132. Qual é o objectivo da encarnação dos Espíritos?
“Deus a impõe com o fim de os conduzir à perfeição: para uns, é uma expiação; para outros, uma missão. Mas, para alcançarem essa perfeição, eles devem passar por todas as vicissitudes da existência corpórea: é nisso que consiste a expiação. A encarnação tem ainda outro objectivo, que é o de capacitar o Espírito para enfrentar a sua parte na obra da criação. É para a executar que, em cada mundo, ele toma um aparelho de acordo com a matéria essencial do mesmo, para nele cumprir, segundo este ponto de vista, as ordens de Deus. Dessa forma, ao contribuir para a obra no seu todo, ele próprio progride.” * (trad. M. Azevedo)

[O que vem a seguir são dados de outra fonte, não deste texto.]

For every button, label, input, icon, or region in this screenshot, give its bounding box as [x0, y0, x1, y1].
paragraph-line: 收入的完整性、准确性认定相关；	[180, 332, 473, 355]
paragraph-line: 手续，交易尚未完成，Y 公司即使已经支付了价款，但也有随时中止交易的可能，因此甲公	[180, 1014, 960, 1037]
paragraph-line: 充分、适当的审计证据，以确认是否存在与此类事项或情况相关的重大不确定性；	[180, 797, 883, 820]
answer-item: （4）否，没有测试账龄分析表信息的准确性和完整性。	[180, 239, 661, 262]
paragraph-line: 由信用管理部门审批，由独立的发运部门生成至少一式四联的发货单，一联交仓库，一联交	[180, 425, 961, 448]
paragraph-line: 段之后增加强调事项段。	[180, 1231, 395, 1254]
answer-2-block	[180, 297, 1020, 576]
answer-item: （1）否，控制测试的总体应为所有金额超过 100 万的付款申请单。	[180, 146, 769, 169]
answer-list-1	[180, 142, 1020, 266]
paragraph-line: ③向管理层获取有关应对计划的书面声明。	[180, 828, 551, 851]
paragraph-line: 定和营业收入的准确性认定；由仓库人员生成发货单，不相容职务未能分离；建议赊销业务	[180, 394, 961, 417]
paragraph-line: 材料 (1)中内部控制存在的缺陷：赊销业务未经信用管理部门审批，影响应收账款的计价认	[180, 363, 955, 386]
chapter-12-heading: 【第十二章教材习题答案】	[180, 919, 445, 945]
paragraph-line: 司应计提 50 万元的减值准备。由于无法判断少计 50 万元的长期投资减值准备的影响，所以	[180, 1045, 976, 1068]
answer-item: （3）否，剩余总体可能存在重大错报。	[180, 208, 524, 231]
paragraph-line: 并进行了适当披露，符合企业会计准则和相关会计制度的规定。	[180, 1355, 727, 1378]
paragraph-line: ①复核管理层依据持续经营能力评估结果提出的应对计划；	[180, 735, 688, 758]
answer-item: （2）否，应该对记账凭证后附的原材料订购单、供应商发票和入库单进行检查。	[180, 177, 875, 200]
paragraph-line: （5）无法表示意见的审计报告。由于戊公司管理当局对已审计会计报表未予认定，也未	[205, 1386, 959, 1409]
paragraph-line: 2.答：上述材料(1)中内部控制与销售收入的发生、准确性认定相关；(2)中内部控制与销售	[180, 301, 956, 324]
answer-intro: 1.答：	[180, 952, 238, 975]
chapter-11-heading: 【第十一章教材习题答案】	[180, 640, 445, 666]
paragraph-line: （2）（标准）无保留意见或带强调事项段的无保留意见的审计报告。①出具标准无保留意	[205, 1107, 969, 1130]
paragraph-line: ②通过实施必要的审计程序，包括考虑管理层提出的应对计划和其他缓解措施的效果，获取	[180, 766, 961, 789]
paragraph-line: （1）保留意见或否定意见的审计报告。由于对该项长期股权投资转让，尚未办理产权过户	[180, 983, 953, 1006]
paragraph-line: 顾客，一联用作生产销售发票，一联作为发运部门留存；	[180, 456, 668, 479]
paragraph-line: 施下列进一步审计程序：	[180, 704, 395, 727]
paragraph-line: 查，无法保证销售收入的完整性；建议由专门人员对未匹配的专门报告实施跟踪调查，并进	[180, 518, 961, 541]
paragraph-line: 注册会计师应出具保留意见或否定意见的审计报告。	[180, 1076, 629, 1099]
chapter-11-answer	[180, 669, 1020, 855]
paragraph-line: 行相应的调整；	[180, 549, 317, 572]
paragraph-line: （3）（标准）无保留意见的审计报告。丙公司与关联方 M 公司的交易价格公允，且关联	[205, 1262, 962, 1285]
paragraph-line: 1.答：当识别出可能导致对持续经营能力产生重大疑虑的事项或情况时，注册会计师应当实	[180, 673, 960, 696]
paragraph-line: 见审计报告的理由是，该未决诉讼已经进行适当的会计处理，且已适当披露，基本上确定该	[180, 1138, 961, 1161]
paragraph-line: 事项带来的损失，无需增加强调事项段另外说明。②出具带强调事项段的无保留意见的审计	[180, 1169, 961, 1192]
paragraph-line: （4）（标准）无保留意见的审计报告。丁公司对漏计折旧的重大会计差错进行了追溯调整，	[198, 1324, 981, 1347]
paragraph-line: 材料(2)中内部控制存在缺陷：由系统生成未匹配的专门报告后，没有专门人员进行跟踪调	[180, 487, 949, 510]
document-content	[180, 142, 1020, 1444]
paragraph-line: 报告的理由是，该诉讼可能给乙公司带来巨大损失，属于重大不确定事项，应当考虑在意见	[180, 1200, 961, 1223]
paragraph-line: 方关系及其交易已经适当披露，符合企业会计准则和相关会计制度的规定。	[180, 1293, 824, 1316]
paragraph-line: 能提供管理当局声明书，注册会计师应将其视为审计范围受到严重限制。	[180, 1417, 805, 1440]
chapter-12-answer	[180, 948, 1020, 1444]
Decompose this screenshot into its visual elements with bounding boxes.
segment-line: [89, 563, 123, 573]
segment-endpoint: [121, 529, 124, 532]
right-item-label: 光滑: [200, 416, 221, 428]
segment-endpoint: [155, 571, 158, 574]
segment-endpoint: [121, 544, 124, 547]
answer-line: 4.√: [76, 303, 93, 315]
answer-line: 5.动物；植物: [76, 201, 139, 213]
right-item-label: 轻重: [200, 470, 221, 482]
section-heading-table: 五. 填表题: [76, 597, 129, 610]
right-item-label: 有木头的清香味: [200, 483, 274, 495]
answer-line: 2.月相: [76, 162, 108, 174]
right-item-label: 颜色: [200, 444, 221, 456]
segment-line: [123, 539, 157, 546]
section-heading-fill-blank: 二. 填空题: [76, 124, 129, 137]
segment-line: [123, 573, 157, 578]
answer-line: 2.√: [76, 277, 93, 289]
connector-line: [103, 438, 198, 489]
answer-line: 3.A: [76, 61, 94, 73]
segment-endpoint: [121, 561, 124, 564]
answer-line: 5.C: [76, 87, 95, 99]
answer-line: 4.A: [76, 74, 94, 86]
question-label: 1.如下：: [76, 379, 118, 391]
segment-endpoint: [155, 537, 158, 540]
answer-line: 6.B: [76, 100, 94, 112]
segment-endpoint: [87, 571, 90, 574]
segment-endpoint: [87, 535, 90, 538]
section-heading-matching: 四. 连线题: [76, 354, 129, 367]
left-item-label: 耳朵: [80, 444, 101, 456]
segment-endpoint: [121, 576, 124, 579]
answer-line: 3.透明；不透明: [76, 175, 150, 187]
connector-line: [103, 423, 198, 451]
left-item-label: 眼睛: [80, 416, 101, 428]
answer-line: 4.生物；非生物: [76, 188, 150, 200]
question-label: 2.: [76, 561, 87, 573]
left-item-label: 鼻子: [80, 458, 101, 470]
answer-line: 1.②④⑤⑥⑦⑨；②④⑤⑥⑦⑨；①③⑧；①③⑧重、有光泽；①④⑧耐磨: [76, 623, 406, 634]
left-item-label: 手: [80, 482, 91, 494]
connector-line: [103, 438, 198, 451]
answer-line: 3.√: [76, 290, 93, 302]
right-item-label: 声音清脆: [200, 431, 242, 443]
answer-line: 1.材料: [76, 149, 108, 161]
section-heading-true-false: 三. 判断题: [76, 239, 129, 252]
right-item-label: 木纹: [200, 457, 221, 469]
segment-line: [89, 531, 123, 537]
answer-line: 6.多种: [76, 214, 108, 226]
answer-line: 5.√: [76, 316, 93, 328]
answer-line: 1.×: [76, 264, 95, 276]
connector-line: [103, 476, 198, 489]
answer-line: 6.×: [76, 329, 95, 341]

A partir desta questão, uma conclusão se impõe: a reencarnação não é o resultado de um passado tenebroso, cheio de vicissitudes, e que cumpre pagar seja a que preço for. Reencarnar tem como fim conduzir o Espírito à perfeição, donde cada vida é simplesmente um patamar.
Podemos assim dizer que viver é estar numa encarnação que corresponde a um nível de escolaridade. As tribulações que tal possa implicar fazem parte do complexo processo de ensino-aprendizagem, cujo ritmo já dependerá da aplicação do aluno. Mas isto o texto já não diz, o que significa que os ritmos não são o mais importante, mas sim aprender e colaborar na obra já feita. Isto significa que temos um planeta devidamente apetrechado com tudo o que é necessário para nos receber.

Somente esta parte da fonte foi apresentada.